А глазастая Оля то и дело кричала: «Чур, моя!»
Но не так-то много нарядных барынь проходило по Старой Божедомке, и Оля попадала впросак. Барыня подходила ближе, и вдруг оказывалось, что это вовсе и не барыня, и платье на ней простое, и шляпка помятая, и сама она старая, и тогда Оля начинала яростно отказываться:
«Чур, не моя! Чур, не моя!»
А у Сони все еще не было ни одной барыни. Но вот она увидела пролетку в конце улицы. Пролетка приближалась, кто-то сидел в шляпе…
— Чур, моя! — крикнула Соня. — Чур, моя, на извозчике!
Пролетка на толстых шинах мягко прокатила мимо и остановилась рядом с подтягинским домом у высоких железных ворот.
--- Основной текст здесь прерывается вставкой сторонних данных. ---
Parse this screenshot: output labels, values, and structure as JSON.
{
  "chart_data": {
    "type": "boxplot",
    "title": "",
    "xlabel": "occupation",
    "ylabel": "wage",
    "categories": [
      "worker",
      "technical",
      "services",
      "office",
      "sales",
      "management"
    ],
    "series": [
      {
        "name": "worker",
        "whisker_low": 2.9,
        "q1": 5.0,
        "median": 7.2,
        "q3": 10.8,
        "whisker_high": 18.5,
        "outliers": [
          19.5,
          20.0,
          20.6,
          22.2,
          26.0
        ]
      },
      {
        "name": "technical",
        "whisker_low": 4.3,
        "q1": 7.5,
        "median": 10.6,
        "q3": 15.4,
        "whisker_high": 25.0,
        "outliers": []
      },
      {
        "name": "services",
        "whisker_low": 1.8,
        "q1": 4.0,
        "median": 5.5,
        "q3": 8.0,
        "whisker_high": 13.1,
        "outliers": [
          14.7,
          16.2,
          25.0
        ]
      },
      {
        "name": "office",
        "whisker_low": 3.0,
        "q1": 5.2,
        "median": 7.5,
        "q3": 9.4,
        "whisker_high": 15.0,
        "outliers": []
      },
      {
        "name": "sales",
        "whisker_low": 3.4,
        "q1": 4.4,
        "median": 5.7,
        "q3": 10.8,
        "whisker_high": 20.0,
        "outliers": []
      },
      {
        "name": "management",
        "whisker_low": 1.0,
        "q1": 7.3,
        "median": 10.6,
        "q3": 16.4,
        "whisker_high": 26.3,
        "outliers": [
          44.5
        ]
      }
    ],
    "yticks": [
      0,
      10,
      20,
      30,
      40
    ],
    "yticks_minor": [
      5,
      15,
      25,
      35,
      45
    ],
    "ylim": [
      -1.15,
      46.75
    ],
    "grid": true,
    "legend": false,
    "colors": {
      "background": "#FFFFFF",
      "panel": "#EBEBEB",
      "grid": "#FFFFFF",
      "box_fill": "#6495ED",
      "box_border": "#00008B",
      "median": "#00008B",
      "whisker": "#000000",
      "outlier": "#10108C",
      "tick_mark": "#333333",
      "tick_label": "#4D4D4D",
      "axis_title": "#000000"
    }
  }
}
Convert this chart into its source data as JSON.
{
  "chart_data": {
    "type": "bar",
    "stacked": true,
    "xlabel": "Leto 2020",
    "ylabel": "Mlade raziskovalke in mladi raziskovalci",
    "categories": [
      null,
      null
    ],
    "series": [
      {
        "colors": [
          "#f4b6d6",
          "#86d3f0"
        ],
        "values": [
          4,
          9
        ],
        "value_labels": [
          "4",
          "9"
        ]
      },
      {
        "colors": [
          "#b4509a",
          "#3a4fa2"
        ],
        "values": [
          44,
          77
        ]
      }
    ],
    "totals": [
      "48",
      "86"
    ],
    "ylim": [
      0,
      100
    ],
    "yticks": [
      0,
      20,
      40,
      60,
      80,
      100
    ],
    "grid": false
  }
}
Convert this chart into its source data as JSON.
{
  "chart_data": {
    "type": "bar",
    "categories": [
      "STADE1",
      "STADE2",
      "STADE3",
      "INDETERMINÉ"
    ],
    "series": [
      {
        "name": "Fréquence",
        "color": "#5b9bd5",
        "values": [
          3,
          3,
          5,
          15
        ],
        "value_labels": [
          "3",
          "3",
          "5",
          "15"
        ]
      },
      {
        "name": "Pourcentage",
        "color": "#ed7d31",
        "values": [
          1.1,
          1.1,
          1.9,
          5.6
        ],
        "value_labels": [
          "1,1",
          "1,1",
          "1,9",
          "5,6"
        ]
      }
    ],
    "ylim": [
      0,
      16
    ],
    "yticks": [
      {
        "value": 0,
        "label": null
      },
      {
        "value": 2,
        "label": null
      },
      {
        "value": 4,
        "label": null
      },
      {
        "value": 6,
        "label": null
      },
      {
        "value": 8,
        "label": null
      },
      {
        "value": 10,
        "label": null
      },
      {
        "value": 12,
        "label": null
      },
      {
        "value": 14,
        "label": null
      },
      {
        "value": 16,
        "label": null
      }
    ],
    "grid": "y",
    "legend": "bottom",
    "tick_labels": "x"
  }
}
С пролетки сошла высокая черноглазая женщина в светло-сиреневой накидке и белой шляпе с пером. В ушах у нее сверкали длинные серьги, а когда она, слезая, придержалась рукой за облучок, на руке ее сквозь белую перчатку сверкнули кольца. Она слезла и вошла в железные ворота.
— Ага! — Соня торжествовала. — Вот какая! Получше всех ваших! В перчатках! А серьги какие!
— Это Палисандрова, — флегматично сказала Шура, — мы с мамой ходили к ней…
— Кто? Кто?!
— А чего ты кричишь? Палисандрова. У нее прачечная. Она хозяйка…
— Мне ее не надо! — сказала Соня. Ей сразу вспомнился разговор, услышанный однажды, и волнение художника, и мамина обида. — И никого мне не надо!
Соня повернулась и пошла от ворот. Шура догнала ее и взяла за руку.
А во дворе стояла Шурина бабушка — она уже хватилась Шуры — и разговаривала с Сониной мамой.
— Вот они! — Шурина бабушка с упреком покачала головой. — Так и есть, за воротами были!
— Ничего, — возразила Сонина мама, — скоро в школу пойдут, пусть привыкают… Моей-то еще семи нет, но пускай идет. Буквы почти все знает, скоро читать начнет.
— Наша тоже буквы знает. А читать никак не хочет. Ленива очень. Уж ей отец — и одну книжку и другую! А она поглядит картинки, да в сторону. Хоть бы ваша ее постыдила. Ваша-то уж очень до книжек жадная!
— Вместе в школу пойдут, так друг от друга будут набираться. Хорошо, школа-то близко!..
Поговорили и разошлись: бабушка с Шурой — домой, а мама — в коровник. И Соня поплелась за ней.
— Ты что это голову повесила? — спросила мама.
Соня вздохнула, не поднимая головы:
— В школу боюсь.
— Вот тебе раз! — сказала мама. — С Шурой-то боишься? С Шурой вместе и за партой будете сидеть — чего ж страшного?
Соня подумала, что если с Шурой, то, пожалуй, не так уж это будет и страшно. Хорошо, что у нее есть Шура!